Random Number Generation

Description

.Random.seed is an integer vector, containing the random number generator (RNG) state for random number generation in R.

RNGkind is a more friendly interface to query or set the kind of RNG in use.

Usage

.Random.seed <- c(rng.kind, n1, n2, ...)
save.seed <- .Random.seed

RNGkind(kind=NULL)

Arguments

kind

character or NULL. If kind is a character string, set R's RNG to the kind desired, if it's NULL, return the currently used RNG.

rng.kind

integer code in 0:k for the above kind.

n1, n2, ...

integers. See the details for how many are required (which depends on rng.kind).

Details

Currently available RNG kinds

— — to be expanded — —

((Planned additions are "Mersenne-Twister", "Knuth-TAOCP" (from TAOCP, Vol.2, 3rd ed.,1997), "Ecuyer-...", "Eichenauer-..."))

Note: If any of .Random.seed[i] (i>1) is set to 0, it will be substituted with 1 in the next call to a random number generator, such as runif.

Value

.Random.seed is an integer vector whose first element codes the kind of RNG and therefore is in 0:k where k+1 is the number of available RNGs.
In the underlying C, .Random.seed[-1] is used as unsigned long (32 bits at least); in R, whose integers are C's long, .Random.seed[i] can therefore be negative for i > 1.
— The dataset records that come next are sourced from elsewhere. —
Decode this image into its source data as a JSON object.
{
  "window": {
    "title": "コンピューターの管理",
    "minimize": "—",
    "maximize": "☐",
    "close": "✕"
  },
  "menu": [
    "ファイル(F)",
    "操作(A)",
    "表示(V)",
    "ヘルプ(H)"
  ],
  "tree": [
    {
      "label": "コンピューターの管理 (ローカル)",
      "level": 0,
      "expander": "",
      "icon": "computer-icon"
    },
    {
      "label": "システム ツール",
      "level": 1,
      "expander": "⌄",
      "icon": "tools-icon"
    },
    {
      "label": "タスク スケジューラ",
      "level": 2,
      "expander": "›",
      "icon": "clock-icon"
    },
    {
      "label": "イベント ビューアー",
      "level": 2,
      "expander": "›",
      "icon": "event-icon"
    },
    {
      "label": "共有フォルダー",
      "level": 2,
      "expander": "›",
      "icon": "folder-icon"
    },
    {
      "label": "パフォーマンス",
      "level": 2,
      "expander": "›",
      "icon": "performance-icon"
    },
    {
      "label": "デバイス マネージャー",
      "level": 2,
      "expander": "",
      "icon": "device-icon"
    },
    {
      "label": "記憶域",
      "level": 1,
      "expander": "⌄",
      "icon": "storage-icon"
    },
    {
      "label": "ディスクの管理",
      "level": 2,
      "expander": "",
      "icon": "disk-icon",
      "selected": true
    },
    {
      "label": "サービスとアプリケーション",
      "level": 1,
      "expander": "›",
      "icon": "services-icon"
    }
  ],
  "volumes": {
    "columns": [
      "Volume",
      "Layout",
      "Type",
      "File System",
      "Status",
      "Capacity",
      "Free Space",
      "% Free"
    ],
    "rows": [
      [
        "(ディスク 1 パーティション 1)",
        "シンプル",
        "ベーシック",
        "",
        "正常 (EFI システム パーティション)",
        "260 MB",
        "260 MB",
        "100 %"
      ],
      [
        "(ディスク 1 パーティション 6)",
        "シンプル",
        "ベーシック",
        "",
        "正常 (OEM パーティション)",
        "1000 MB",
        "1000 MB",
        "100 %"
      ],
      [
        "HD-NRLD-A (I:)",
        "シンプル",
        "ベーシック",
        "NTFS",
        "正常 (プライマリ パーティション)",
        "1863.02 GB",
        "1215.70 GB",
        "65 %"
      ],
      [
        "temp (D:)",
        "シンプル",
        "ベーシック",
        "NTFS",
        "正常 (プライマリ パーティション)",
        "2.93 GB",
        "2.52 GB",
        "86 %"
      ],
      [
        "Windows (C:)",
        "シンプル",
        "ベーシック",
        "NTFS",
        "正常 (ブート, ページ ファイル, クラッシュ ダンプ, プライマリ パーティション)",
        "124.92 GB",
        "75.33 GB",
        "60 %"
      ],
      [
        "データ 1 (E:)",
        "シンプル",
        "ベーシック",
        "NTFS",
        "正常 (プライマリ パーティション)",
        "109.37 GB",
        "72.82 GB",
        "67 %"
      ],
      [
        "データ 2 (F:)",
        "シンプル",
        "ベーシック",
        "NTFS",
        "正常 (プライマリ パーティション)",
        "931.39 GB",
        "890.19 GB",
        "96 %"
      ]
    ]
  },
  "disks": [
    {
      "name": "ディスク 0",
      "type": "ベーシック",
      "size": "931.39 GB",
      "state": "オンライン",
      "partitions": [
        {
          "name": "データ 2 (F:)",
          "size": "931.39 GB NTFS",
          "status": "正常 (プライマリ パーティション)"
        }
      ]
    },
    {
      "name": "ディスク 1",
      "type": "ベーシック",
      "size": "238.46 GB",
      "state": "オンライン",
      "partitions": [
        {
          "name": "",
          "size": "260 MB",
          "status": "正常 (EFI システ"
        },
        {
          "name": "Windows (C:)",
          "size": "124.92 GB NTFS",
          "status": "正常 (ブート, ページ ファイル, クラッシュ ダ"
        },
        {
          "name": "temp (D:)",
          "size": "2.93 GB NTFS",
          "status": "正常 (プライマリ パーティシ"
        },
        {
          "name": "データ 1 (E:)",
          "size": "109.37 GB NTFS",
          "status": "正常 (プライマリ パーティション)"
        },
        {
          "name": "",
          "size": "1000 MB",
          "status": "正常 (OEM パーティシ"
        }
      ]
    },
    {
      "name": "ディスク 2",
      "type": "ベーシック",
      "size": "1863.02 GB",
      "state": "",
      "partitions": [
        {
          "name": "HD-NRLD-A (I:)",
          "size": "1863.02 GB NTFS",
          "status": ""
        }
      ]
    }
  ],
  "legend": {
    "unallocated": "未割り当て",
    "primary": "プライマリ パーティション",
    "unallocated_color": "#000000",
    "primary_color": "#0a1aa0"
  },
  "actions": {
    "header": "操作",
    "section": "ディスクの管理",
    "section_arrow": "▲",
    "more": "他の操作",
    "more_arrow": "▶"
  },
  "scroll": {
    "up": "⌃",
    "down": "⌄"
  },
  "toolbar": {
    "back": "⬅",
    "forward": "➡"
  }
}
RNGkind returns the RNG in use before the call, invisibly if kind is not NULL.

Note

Initially, there is no seed; a new one is created, using “Randomize”. Hence, student exercises will each have different simulation results, by default.

Author(s)

of RNGkind: Martin Maechler

References

B. A. Wichmann and I. D. Hill (1982). Algorithm AS 183: An Efficient and Portable Pseudo-random Number Generator, Applied Statistics, 31, 188-190; Remarks: 34, 198 and 35, 89.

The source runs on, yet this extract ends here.